Data from network intelligence firm Ookla reveals that average internet download speeds for Starlink in Kenya have dropped by 26 percent compared to last year. This performance decline is linked directly to a rapid increase in local subscribers, but it has triggered widespread network congestion.
The satellite provider now supports nearly 25,000 active users across the country. According to recent measurements, the median download speed plummeted to 34.55 megabits per second (Mbps) in March 2026. This is a sharp contrast to the 200 Mbps recorded at launch, when performance was unhindered.
This network infrastructure strain comes at a time, when local traditional Internet Service Providers (ISPs) are aggressively closing the performance gap. Smaller local telecommunications firms are experiencing growth, but users are looking for faster alternatives if satellite connections continue to slow down.
The details of this infrastructure capacity crisis match recent data, which highlights how the user base expansion affects service quality. Managing localized data traffic has become a technical hurdle, although the firm continues to expand.
Each satellite beam from Low Earth Orbit (LEO) spacecraft serves a finite area, but it creates bottlenecks, when user density spikes. The Communications Authority of Kenya (CA) documented that these limitations previously forced a temporary freeze on new registrations in late 2024.
That subscription freeze affected Nairobi, Kiambu, Machakos, Kajiado, and Murang'a counties. The suspension lasted for seven months, although it allowed terrestrial infrastructure competitors to capture substantial market share, who were expanding their own fibre networks.
Though the provider resumed services after deploying additional bandwidth, the latest speed data demonstrates that subscriber growth continues to test system limits. Total satellite capacity in the country grew from 34 million gigabits per second to 45 million gigabits per second, which represents a substantial increase.
Despite the upgrades, performance continues to slide during peak hours. Traditional broadband systems offer more predictable scalability in high-density urban areas, but satellite arrays remain highly effective for remote regions where laying fibre optic cables is physically or financially impractical.
The current market dynamics indicate that the initial phase of uncontested satellite broadband growth has ended. The regulatory environment has also tightened, because the state now requires strict adherence to national Know Your Customer (KYC) identity verification rules, although some users find it tedious.
Local operators like Safaricom and Jamii Telecommunications maintain the largest shares of the fixed data market, but satellite broadband remains popular. The CA reported that fixed data subscriptions grew by 7.9 percent overall, which shows that demand remains strong.
This expanding digital ecosystem is attracting more global infrastructure developers to the region. Amazon is currently seeking regulatory approvals to launch its own satellite broadband service under Project Kuiper, when it will establish its first African ground station in Kenya.

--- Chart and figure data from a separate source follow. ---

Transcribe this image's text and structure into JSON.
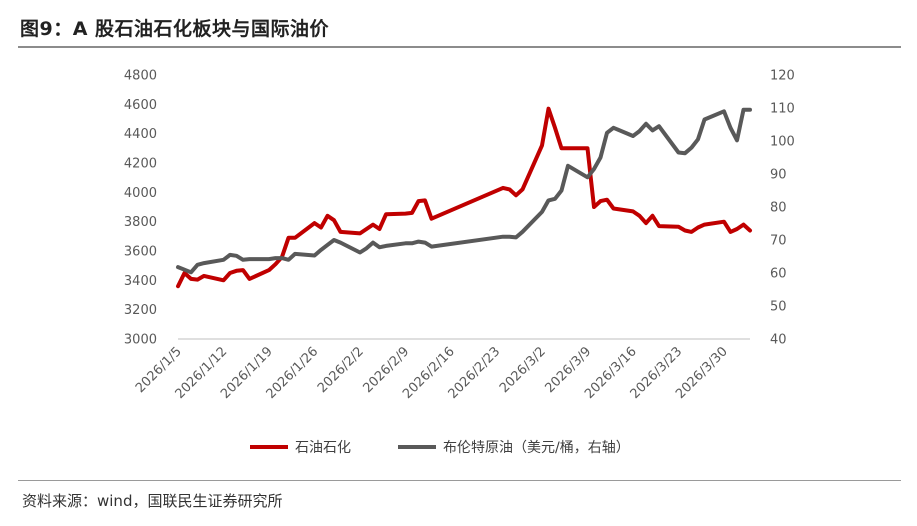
{
  "figure": {
    "title": "图9：A 股石油石化板块与国际油价",
    "source": "资料来源：wind，国联民生证券研究所"
  },
  "chart_data": {
    "type": "line",
    "title": "",
    "xlabel": "",
    "ylabel_left": "",
    "ylabel_right": "",
    "x_ticks": [
      "2026/1/5",
      "2026/1/12",
      "2026/1/19",
      "2026/1/26",
      "2026/2/2",
      "2026/2/9",
      "2026/2/16",
      "2026/2/23",
      "2026/3/2",
      "2026/3/9",
      "2026/3/16",
      "2026/3/23",
      "2026/3/30"
    ],
    "ylim_left": [
      3000,
      4800
    ],
    "yticks_left": [
      3000,
      3200,
      3400,
      3600,
      3800,
      4000,
      4200,
      4400,
      4600,
      4800
    ],
    "ylim_right": [
      40,
      120
    ],
    "yticks_right": [
      40,
      50,
      60,
      70,
      80,
      90,
      100,
      110,
      120
    ],
    "legend_position": "bottom",
    "grid": false,
    "series": [
      {
        "name": "石油石化",
        "axis": "left",
        "color": "#c00000",
        "points": [
          [
            "2026/1/5",
            3360
          ],
          [
            "2026/1/6",
            3450
          ],
          [
            "2026/1/7",
            3410
          ],
          [
            "2026/1/8",
            3405
          ],
          [
            "2026/1/9",
            3430
          ],
          [
            "2026/1/12",
            3400
          ],
          [
            "2026/1/13",
            3450
          ],
          [
            "2026/1/14",
            3465
          ],
          [
            "2026/1/15",
            3470
          ],
          [
            "2026/1/16",
            3410
          ],
          [
            "2026/1/19",
            3470
          ],
          [
            "2026/1/20",
            3510
          ],
          [
            "2026/1/21",
            3560
          ],
          [
            "2026/1/22",
            3690
          ],
          [
            "2026/1/23",
            3690
          ],
          [
            "2026/1/26",
            3790
          ],
          [
            "2026/1/27",
            3760
          ],
          [
            "2026/1/28",
            3840
          ],
          [
            "2026/1/29",
            3810
          ],
          [
            "2026/1/30",
            3730
          ],
          [
            "2026/2/2",
            3720
          ],
          [
            "2026/2/3",
            3750
          ],
          [
            "2026/2/4",
            3780
          ],
          [
            "2026/2/5",
            3750
          ],
          [
            "2026/2/6",
            3850
          ],
          [
            "2026/2/9",
            3855
          ],
          [
            "2026/2/10",
            3860
          ],
          [
            "2026/2/11",
            3940
          ],
          [
            "2026/2/12",
            3945
          ],
          [
            "2026/2/13",
            3820
          ],
          [
            "2026/2/24",
            4030
          ],
          [
            "2026/2/25",
            4020
          ],
          [
            "2026/2/26",
            3980
          ],
          [
            "2026/2/27",
            4020
          ],
          [
            "2026/3/2",
            4320
          ],
          [
            "2026/3/3",
            4570
          ],
          [
            "2026/3/4",
            4440
          ],
          [
            "2026/3/5",
            4300
          ],
          [
            "2026/3/6",
            4300
          ],
          [
            "2026/3/9",
            4300
          ],
          [
            "2026/3/10",
            3900
          ],
          [
            "2026/3/11",
            3940
          ],
          [
            "2026/3/12",
            3950
          ],
          [
            "2026/3/13",
            3890
          ],
          [
            "2026/3/16",
            3870
          ],
          [
            "2026/3/17",
            3840
          ],
          [
            "2026/3/18",
            3790
          ],
          [
            "2026/3/19",
            3840
          ],
          [
            "2026/3/20",
            3770
          ],
          [
            "2026/3/23",
            3765
          ],
          [
            "2026/3/24",
            3740
          ],
          [
            "2026/3/25",
            3730
          ],
          [
            "2026/3/26",
            3760
          ],
          [
            "2026/3/27",
            3780
          ],
          [
            "2026/3/30",
            3800
          ],
          [
            "2026/3/31",
            3730
          ],
          [
            "2026/4/1",
            3750
          ],
          [
            "2026/4/2",
            3780
          ],
          [
            "2026/4/3",
            3740
          ]
        ]
      },
      {
        "name": "布伦特原油（美元/桶，右轴）",
        "axis": "right",
        "color": "#595959",
        "points": [
          [
            "2026/1/5",
            61.8
          ],
          [
            "2026/1/6",
            61.0
          ],
          [
            "2026/1/7",
            60.2
          ],
          [
            "2026/1/8",
            62.5
          ],
          [
            "2026/1/9",
            63.0
          ],
          [
            "2026/1/12",
            64.0
          ],
          [
            "2026/1/13",
            65.5
          ],
          [
            "2026/1/14",
            65.2
          ],
          [
            "2026/1/15",
            64.0
          ],
          [
            "2026/1/16",
            64.2
          ],
          [
            "2026/1/19",
            64.2
          ],
          [
            "2026/1/20",
            64.5
          ],
          [
            "2026/1/21",
            64.5
          ],
          [
            "2026/1/22",
            64.0
          ],
          [
            "2026/1/23",
            65.8
          ],
          [
            "2026/1/26",
            65.3
          ],
          [
            "2026/1/27",
            67.0
          ],
          [
            "2026/1/28",
            68.5
          ],
          [
            "2026/1/29",
            70.0
          ],
          [
            "2026/1/30",
            69.2
          ],
          [
            "2026/2/2",
            66.2
          ],
          [
            "2026/2/3",
            67.5
          ],
          [
            "2026/2/4",
            69.2
          ],
          [
            "2026/2/5",
            67.8
          ],
          [
            "2026/2/6",
            68.2
          ],
          [
            "2026/2/9",
            69.0
          ],
          [
            "2026/2/10",
            69.0
          ],
          [
            "2026/2/11",
            69.5
          ],
          [
            "2026/2/12",
            69.2
          ],
          [
            "2026/2/13",
            68.0
          ],
          [
            "2026/2/24",
            71.0
          ],
          [
            "2026/2/25",
            71.0
          ],
          [
            "2026/2/26",
            70.8
          ],
          [
            "2026/2/27",
            72.5
          ],
          [
            "2026/3/2",
            78.5
          ],
          [
            "2026/3/3",
            82.0
          ],
          [
            "2026/3/4",
            82.5
          ],
          [
            "2026/3/5",
            85.0
          ],
          [
            "2026/3/6",
            92.5
          ],
          [
            "2026/3/9",
            89.0
          ],
          [
            "2026/3/10",
            91.5
          ],
          [
            "2026/3/11",
            95.0
          ],
          [
            "2026/3/12",
            102.5
          ],
          [
            "2026/3/13",
            104.0
          ],
          [
            "2026/3/16",
            101.5
          ],
          [
            "2026/3/17",
            103.0
          ],
          [
            "2026/3/18",
            105.2
          ],
          [
            "2026/3/19",
            103.2
          ],
          [
            "2026/3/20",
            104.5
          ],
          [
            "2026/3/23",
            96.5
          ],
          [
            "2026/3/24",
            96.3
          ],
          [
            "2026/3/25",
            98.0
          ],
          [
            "2026/3/26",
            100.5
          ],
          [
            "2026/3/27",
            106.5
          ],
          [
            "2026/3/30",
            109.0
          ],
          [
            "2026/3/31",
            104.0
          ],
          [
            "2026/4/1",
            100.2
          ],
          [
            "2026/4/2",
            109.5
          ],
          [
            "2026/4/3",
            109.5
          ]
        ]
      }
    ]
  }
}
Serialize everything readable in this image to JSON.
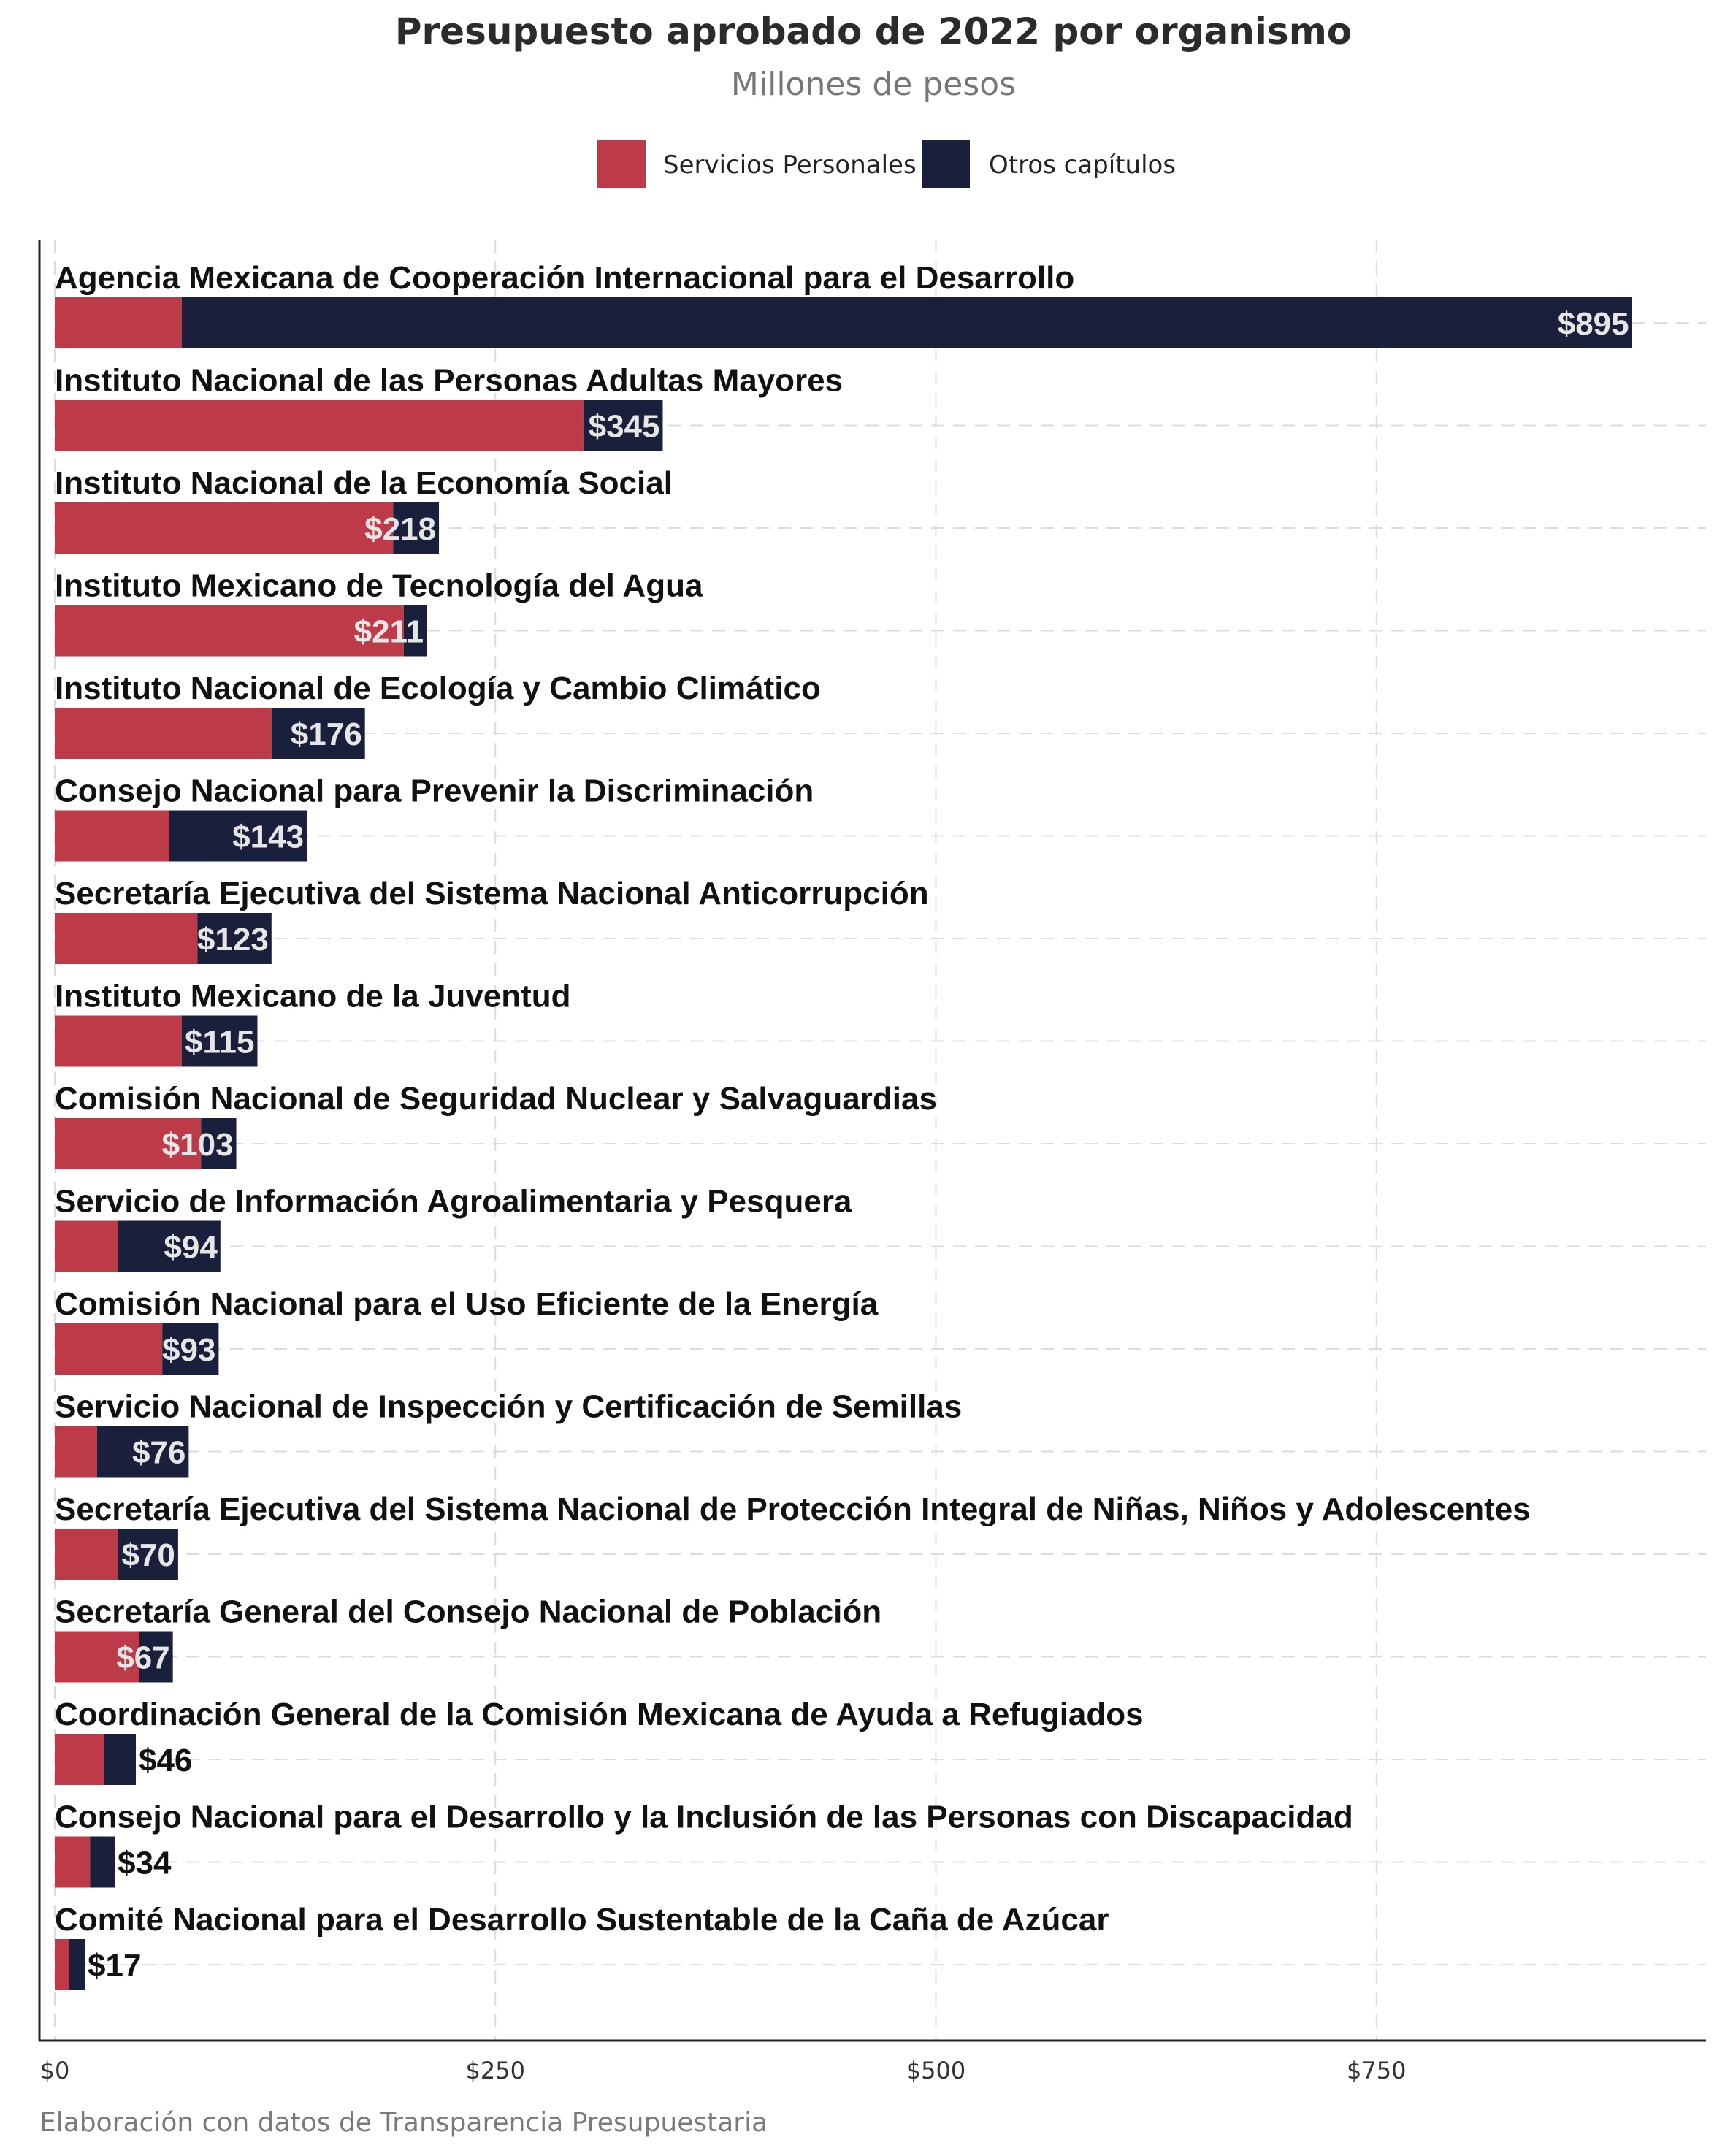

This upcoming entry by a major global competitor means the market will face further pressure, which forces existing networks to constantly upgrade their systems. The struggle to balance user growth with network stability remains a critical issue, if local digital infrastructure is to support future demand.
The challenges highlight that building satellite networks requires robust ground networks, which route data efficiently through local data centres. Until international gateways are fully optimized, Kenyan users may continue to experience fluctuating connectivity speeds, although the service remains a vital option.